The Patriots will likely use double teams on Atkins constantly as he is easily the Bengals biggest threat on the defensive line. He usually lines up on the strong side of the offense, meaning he will see time against both Thuney and Mason with the help of Andrews. Because of his presence in the middle of the line of scrimmage, the Patriots will need to utilize more run plays to outside, where LeGarrette Blount's one-cut running style will suit him. They can also use some trickery and run the ball inside on the weak side despite less blockers, which could limit Atkins' effectiveness.
As Atkins is so quick in being able to get behind the line of scrimmage, the Patriots will likely need to continue using quick throws that get the ball out of Tom Brady's hands quickly. With Gronkowski, Bennett and Julian Edelman all strong in their short-to-intermediate receiving game, Brady will have the weapons to get plays done quicker and let his play-makers do most of the work. If there is less time for Atkins to get past his blockers and get to the quarterback, the safer Brady will be while allowing plays to develop after the reception.
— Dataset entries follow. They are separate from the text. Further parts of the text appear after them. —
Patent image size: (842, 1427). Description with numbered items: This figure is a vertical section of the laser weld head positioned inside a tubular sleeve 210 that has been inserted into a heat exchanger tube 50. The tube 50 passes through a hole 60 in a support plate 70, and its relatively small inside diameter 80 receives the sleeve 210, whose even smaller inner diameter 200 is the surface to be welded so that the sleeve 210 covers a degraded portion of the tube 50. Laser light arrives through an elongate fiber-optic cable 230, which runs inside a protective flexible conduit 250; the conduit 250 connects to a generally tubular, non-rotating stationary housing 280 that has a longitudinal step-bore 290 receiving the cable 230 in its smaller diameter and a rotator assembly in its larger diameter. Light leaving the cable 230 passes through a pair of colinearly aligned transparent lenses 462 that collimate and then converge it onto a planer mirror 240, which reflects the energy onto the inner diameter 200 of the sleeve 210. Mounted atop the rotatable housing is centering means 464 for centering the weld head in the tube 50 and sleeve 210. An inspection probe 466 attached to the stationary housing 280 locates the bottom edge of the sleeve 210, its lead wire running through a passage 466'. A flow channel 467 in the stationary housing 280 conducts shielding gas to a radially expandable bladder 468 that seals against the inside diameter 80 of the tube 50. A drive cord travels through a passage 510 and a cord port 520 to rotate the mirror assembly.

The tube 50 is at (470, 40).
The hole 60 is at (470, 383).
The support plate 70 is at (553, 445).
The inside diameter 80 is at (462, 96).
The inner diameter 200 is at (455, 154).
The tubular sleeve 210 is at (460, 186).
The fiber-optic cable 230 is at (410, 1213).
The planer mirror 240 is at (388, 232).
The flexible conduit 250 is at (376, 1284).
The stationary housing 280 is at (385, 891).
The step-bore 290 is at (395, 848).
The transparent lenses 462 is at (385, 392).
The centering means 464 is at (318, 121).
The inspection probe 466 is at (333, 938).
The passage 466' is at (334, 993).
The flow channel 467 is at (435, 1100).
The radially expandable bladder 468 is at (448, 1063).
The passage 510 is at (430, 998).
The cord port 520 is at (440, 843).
Since it is already the Patriots forte to use quick pass plays, it wouldn't be that much of an adjustment for the Patriots in their offensive scheming.
Overall, Atkins is a threat that will need to be accounted for on every play. Whether it is the passing game or the run game, he is elite at disrupting both facets of an opposing team's offense. Making sure the Patriots use double teams, use more outside/weak side run plays and quick passes will be the keys to limiting Atkins' influence in the game. It will still be a challenge but don't be surprised if he is the focal point of the team's game-planning on offense.